Cognitive deficits following breast cancer diagnosis and subsequent chemotherapy with cyclophosphamide, methotrexate, and fluorouracil (CMF) can be long-lasting, suggest the findings of a study in which women who underwent this regimen more than 20 years earlier performed, on average, worse than random population controls on neuropsychological tests. 

Adjuvant chemotherapy for breast cancer can have adverse effects on cognition shortly after administration, but the long-term effects are largely unknown. With the widespread use of chemotherapy for early-stage breast cancer and improved survival for these patients, the question of whether treatment affects cognition is increasingly relevant, pointed out study investigators Sanne B. Schagen, PhD, of the Netherlands Cancer Institute/Antoni van Leeuwenhoek Hospital in Amsterdam, the Netherlands, and fellow investigators in their report for Journal of Clinical Oncology (http://jco.ascopubs.org/content/early/2012/02/27/JCO.2011.37.0189.full.pdf+html).

Schagen and colleagues evaluated the cognitive performance of 196 women, aged 50 to 80 years, who had undergone six cycles of adjuvant CMF chemotherapy an average of 21 years earlier. (CMF, no longer the standard of care for breast cancer, was commonly used between 1976 and 1995.) Compared with 1,509 women who had never had cancer, the former chemotherapy patients performed significantly worse on cognitive tests of immediate and delayed verbal memory (the ability to recall words), processing speed, executive functioning, and psychomotor speed (coordination of thinking and hand movement, such as putting pegs in a board). These women also had significantly more memory complaints on two of three measures that could not be explained by cognitive test performance, but were weakly correlated with mood. Although the cancer survivors experienced fewer symptoms of depression than did the controls, both groups had scores indicative of clinical depression.

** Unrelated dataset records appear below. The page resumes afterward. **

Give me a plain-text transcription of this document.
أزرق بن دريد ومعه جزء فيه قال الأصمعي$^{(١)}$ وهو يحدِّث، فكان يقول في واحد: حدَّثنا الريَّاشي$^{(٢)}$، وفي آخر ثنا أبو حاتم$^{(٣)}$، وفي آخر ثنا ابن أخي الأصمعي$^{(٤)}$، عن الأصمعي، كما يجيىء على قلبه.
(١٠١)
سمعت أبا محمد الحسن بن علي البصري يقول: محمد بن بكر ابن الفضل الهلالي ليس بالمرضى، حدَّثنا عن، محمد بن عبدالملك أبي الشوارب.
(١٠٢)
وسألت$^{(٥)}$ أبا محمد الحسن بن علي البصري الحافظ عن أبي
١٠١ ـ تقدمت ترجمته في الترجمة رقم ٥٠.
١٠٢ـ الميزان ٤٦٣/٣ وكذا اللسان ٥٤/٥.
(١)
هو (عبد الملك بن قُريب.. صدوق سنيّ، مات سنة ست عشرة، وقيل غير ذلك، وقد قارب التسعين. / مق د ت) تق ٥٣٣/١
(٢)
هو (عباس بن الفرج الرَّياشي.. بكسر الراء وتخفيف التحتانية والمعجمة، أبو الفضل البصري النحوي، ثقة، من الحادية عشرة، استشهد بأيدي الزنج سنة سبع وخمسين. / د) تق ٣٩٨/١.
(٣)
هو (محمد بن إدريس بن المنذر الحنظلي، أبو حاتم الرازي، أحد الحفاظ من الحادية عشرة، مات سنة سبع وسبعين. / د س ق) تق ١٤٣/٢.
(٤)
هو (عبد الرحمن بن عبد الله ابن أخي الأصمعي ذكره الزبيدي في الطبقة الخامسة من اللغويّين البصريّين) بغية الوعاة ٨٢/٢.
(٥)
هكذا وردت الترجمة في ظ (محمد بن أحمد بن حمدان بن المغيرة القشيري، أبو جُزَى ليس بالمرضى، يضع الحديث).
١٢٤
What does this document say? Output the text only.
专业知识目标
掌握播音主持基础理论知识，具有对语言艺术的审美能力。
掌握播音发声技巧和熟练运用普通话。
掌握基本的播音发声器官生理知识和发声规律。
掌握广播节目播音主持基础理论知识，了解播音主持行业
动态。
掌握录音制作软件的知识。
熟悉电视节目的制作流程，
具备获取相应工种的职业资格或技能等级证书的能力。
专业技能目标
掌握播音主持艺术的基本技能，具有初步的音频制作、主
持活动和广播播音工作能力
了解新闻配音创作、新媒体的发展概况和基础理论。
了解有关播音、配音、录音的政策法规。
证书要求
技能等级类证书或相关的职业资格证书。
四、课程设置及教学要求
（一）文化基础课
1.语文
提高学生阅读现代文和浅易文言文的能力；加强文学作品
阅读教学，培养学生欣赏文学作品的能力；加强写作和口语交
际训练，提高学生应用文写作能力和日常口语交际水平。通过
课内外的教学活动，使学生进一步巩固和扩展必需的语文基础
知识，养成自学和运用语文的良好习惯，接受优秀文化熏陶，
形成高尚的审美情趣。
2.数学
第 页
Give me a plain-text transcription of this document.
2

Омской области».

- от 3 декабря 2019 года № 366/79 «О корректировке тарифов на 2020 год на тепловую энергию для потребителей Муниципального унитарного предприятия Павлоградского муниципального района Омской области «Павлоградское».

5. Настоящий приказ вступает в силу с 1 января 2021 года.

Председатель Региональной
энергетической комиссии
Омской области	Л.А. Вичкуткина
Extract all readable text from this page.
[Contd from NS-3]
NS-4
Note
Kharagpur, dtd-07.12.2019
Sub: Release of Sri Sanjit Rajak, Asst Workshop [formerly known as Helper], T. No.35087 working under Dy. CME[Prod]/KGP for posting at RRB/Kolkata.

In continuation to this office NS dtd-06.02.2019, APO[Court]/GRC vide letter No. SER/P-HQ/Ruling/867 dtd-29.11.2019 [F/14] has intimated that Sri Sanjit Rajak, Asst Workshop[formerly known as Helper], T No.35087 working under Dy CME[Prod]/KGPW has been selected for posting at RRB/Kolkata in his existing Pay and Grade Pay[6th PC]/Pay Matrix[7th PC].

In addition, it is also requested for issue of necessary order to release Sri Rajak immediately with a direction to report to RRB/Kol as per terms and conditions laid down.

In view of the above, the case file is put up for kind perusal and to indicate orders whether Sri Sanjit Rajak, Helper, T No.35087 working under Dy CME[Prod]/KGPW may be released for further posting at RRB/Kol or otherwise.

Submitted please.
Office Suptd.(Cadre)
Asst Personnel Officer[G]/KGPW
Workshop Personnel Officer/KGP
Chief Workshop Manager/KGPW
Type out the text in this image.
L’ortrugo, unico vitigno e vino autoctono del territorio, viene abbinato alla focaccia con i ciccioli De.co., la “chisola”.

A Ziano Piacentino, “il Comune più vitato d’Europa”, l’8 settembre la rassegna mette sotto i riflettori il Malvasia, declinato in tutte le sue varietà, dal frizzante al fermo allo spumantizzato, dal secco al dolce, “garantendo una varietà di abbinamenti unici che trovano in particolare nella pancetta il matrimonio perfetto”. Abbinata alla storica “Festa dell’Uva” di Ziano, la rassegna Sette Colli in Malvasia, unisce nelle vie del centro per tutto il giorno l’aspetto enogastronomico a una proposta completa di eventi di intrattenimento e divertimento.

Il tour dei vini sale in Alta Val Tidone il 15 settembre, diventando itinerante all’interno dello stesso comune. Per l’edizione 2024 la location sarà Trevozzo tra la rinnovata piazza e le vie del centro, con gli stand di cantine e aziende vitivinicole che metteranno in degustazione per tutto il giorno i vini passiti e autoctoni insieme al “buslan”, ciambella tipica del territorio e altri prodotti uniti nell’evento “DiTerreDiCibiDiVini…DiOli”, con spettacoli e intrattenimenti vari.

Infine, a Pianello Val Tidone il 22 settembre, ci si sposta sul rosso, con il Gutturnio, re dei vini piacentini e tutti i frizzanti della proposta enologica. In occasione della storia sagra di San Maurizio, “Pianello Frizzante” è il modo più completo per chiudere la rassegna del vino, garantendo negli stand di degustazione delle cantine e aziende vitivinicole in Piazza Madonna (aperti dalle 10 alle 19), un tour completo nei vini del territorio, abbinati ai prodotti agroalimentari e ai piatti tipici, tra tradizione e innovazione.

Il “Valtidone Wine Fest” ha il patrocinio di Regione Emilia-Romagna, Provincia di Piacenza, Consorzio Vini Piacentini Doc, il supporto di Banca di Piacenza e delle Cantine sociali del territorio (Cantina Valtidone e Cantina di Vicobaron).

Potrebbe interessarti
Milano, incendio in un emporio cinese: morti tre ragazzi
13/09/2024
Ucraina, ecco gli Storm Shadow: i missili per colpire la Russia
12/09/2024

“The pattern of cognitive problems is largely similar to that observed in patients shortly after cessation of chemotherapy,” noted the researchers.

Although Schagen and associates say their findings do not suggest that breast cancer survivors who underwent CMF chemotherapy need to be monitored more closely for cognitive difficulties, information about the possible long-term effects of their treatment might help guide referral to appropriate support services if these women do experience cognitive problems.